A Life in the Slow Lane

Team Basil says No

6th June 2018

Yesterday evening the team were treated to an sad spectacle. Two middle aged couples pitched relatively near to us, one in a tent and the other in a camper van. They started drinking together in the late afternoon, which is not that unusual on camping sites, when the weather is nice. As tin after tin of Tennant’s finest were consumed all four of them were “effing and jeffing” worse than Frankie Boyle. Finally we were treated to the unedifying sight of one of the men being so “merry” that his attempt to walk from his tent to the toilets could only be completed with the physical support of his wife! Clearly Scotland’s new minimum unit alcohol pricing still has a long way to go!

View from today’s route

We bid a fond farewell to Clachtoll camping and made our way along a tortuous but spectacular single track road beside the rugged Assynt coastline until we hit the main road at Kylesku. The one and only time Sarah and I have previously done this part of the journey, and in the opposite direction, was thirty eight years ago on our first ever holiday together. In those days the loch crossing at Kylesku could only be completed using a small ferry. Today we flew over the loch on a smart modern bridge, gazing wistfully at the long abandoned landing jetty on the loch side far below.

Once again the weather has been superb today. Clear blue skies and temperatures up to 22 degrees. It may be for this reason that we both felt the scenery on our journey up to Scotland’s north coast was far more spectacular than we remembered it to be. Our recollections of the far north were of a flat, grey, boggy and dull landscape. This turned out not to be the case. We saw beaches that could have been from anywhere in the Mediterranean, deep blue inland lochs and soaring, isolated mountains. Every scene is enlivened at the is time of year by swathes of bright yellow gorse.

View from today’s route

Basil took us on a slight detour to Kinlochbervie to investigate a spot for camper parking organised by the local community, but we were not impressed with either its situation, on an old abandoned fishing dock, nor the charge of £15. So we pressed on to our second choice, which was the campsite at Sango Sands on the north coast. There was nobody in reception until 4pm and so we found ourselves a pitch on a cliff top with superb views over the coastline and the lovely looking beaches far below. There was one big problem and that was the wind. It was strong and blowing off a still extremely cold sea. Sarah having unsuccessfully to erect a windbreak we eventually decided that it was too cold and windy for us to enjoy the sunshine and so after lunch the team had a quick discussion and decided to say no to Sango Sands.

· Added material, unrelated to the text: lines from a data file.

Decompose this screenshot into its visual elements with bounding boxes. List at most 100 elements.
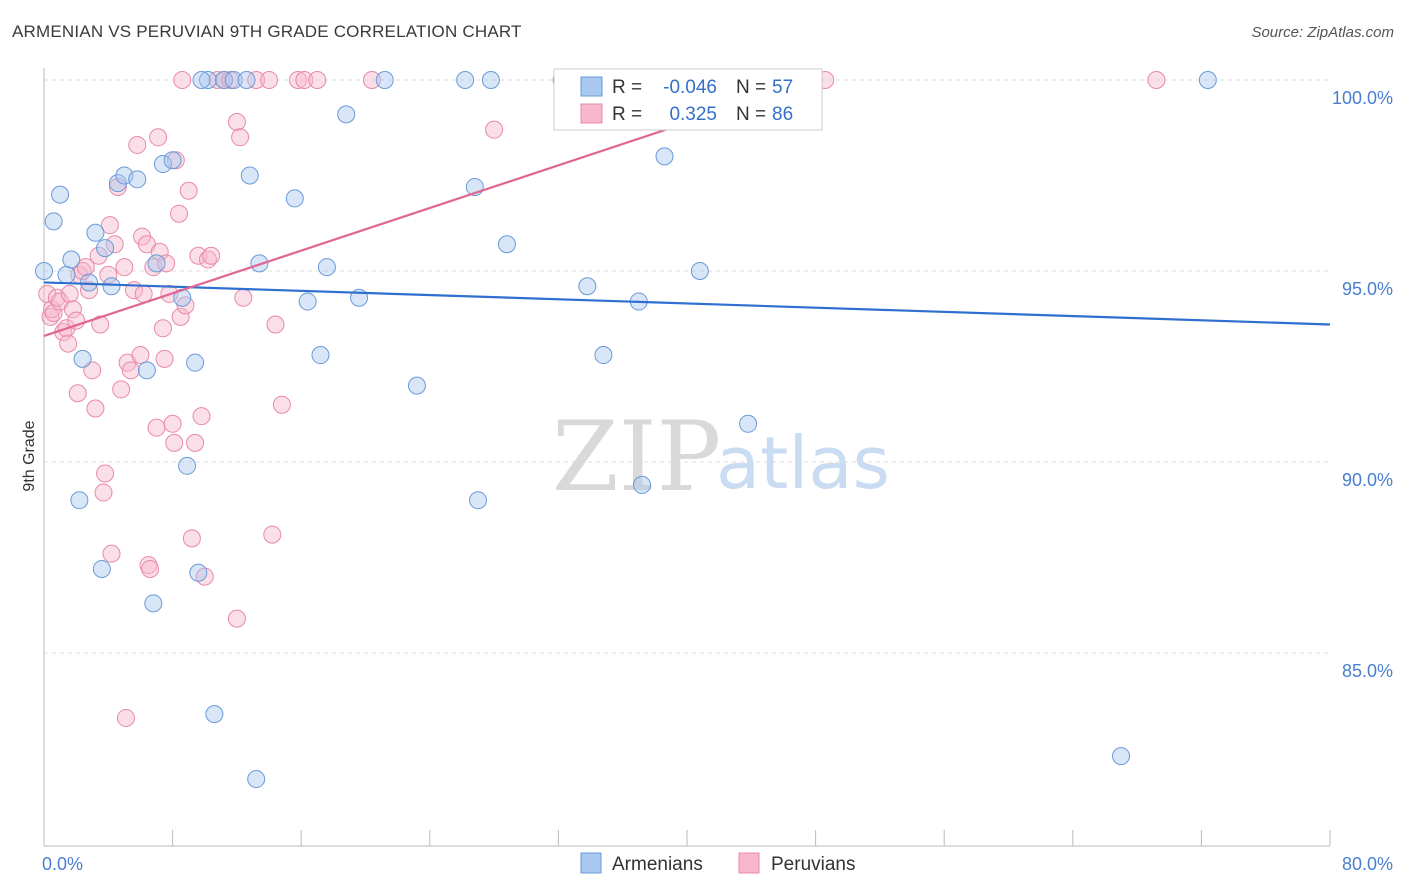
peruvians-point-52	[170, 204, 189, 223]
peruvians-swatch	[580, 103, 603, 124]
armenians-point-32	[298, 292, 317, 311]
y-tick-label-95: 95.0%	[1342, 279, 1393, 299]
y-axis-label: 9th Grade	[21, 420, 38, 491]
peruvians-point-75	[288, 71, 307, 89]
peruvians-point-40	[141, 559, 160, 578]
peruvians-point-19	[89, 246, 108, 265]
armenians-point-5	[73, 349, 92, 368]
armenians-point-26	[224, 71, 243, 89]
peruvians-point-50	[165, 433, 184, 452]
grid	[44, 79, 1330, 654]
correlation-legend: R = -0.046 N = 57 R = 0.325 N = 86	[553, 68, 823, 131]
peruvians-n-label: N =	[736, 104, 766, 125]
peruvians-point-3	[44, 304, 63, 323]
peruvians-point-42	[147, 418, 166, 437]
armenians-point-3	[57, 265, 76, 284]
peruvians-point-73	[266, 315, 285, 334]
armenians-point-31	[285, 189, 304, 208]
peruvians-point-76	[295, 71, 314, 89]
peruvians-point-47	[157, 254, 176, 273]
peruvians-point-68	[231, 128, 250, 147]
armenians-point-42	[481, 71, 500, 89]
legend-armenians-label: Armenians	[612, 854, 703, 875]
peruvians-points	[38, 71, 1166, 727]
x-ticks	[43, 830, 1331, 846]
armenians-point-27	[237, 71, 256, 89]
watermark-zip: ZIP	[552, 401, 721, 513]
armenians-point-7	[86, 223, 105, 242]
peruvians-point-62	[202, 246, 221, 265]
armenians-point-8	[92, 559, 111, 578]
armenians-point-20	[178, 456, 197, 475]
peruvians-point-25	[102, 544, 121, 563]
armenians-point-48	[632, 475, 651, 494]
armenians-r-label: R =	[612, 77, 642, 98]
armenians-point-46	[594, 346, 613, 365]
peruvians-point-15	[76, 258, 95, 277]
source-label: Source: ZipAtlas.com	[1251, 24, 1394, 41]
armenians-point-29	[247, 770, 266, 789]
peruvians-point-43	[149, 128, 168, 147]
armenians-point-9	[96, 239, 115, 258]
armenians-point-1	[44, 212, 63, 231]
armenians-point-56	[192, 71, 211, 89]
peruvians-point-29	[115, 258, 134, 277]
peruvians-point-66	[227, 609, 246, 628]
armenians-point-41	[469, 491, 488, 510]
armenians-point-28	[240, 166, 259, 185]
peruvians-point-77	[308, 71, 327, 89]
peruvians-point-32	[121, 361, 140, 380]
peruvians-point-23	[99, 265, 118, 284]
armenians-point-45	[578, 277, 597, 296]
armenians-point-22	[189, 563, 208, 582]
chart-title: ARMENIAN VS PERUVIAN 9TH GRADE CORRELATI…	[12, 22, 522, 41]
peruvians-point-10	[63, 300, 82, 319]
peruvians-n-value: 86	[772, 104, 793, 125]
peruvians-point-53	[171, 307, 190, 326]
peruvians-point-9	[60, 284, 79, 303]
peruvians-point-17	[83, 361, 102, 380]
peruvians-point-35	[131, 346, 150, 365]
peruvians-point-20	[91, 315, 110, 334]
peruvians-point-18	[86, 399, 105, 418]
armenians-point-54	[1198, 71, 1217, 89]
armenians-point-55	[70, 491, 89, 510]
y-tick-label-90: 90.0%	[1342, 470, 1393, 490]
armenians-point-17	[153, 155, 172, 174]
peruvians-point-27	[108, 177, 127, 196]
peruvians-r-value: 0.325	[669, 104, 717, 125]
legend-peruvians-label: Peruvians	[771, 854, 856, 875]
peruvians-point-22	[96, 464, 115, 483]
peruvians-point-79	[485, 120, 504, 139]
armenians-point-50	[690, 262, 709, 280]
peruvians-point-78	[362, 71, 381, 89]
series-legend: Armenians Peruvians	[580, 852, 856, 875]
watermark-atlas: atlas	[716, 421, 890, 505]
armenians-point-21	[186, 353, 205, 372]
armenians-point-38	[407, 376, 426, 395]
armenians-point-23	[198, 71, 217, 89]
legend-armenians-swatch	[580, 852, 602, 874]
peruvians-point-46	[155, 349, 174, 368]
peruvians-point-28	[112, 380, 131, 399]
armenians-point-11	[108, 174, 127, 193]
peruvians-point-30	[116, 708, 135, 727]
armenians-point-39	[456, 71, 475, 89]
peruvians-point-63	[208, 71, 227, 89]
peruvians-point-85	[173, 71, 192, 89]
legend-peruvians-swatch	[738, 852, 760, 874]
peruvians-point-70	[247, 71, 266, 89]
armenians-point-53	[1112, 747, 1131, 766]
armenians-point-10	[102, 277, 121, 296]
peruvians-point-12	[68, 384, 87, 403]
armenians-point-34	[317, 258, 336, 277]
armenians-point-14	[137, 361, 156, 380]
x-tick-label-min: 0.0%	[42, 854, 83, 874]
armenians-point-37	[375, 71, 394, 89]
peruvians-point-69	[234, 288, 253, 307]
armenians-r-value: -0.046	[663, 77, 717, 98]
armenians-swatch	[580, 76, 603, 97]
peruvians-point-26	[105, 235, 124, 254]
armenians-points	[35, 71, 1217, 789]
peruvians-point-84	[1147, 71, 1166, 89]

View from Sango Sands campsite

View from Sango Sands campsite

A few miles along the coast we found a large area off the road, with views over a Loch Hope and the mountain Ben Hope and a walk for the dogs down to some woodland (58.499015, -4.631748). So we pulled off and decided to wildcamp for the night. Ben Hope is the most northerly of the Munros. Those are any Scottish mountain more than 3,000 feet. There are 282 Munros and “bagging” them is a popular occupation for experienced walkers/climbers who aim to climb all of them.

Ben Hope with Loch Hope in the foreground

Tomorrow we are heading for the most isolated Motorhome and Caravan Club site in Britain, which we aim to reach tomorrow. In the meantime we have a peaceful and picturesque spot for the night and all for free.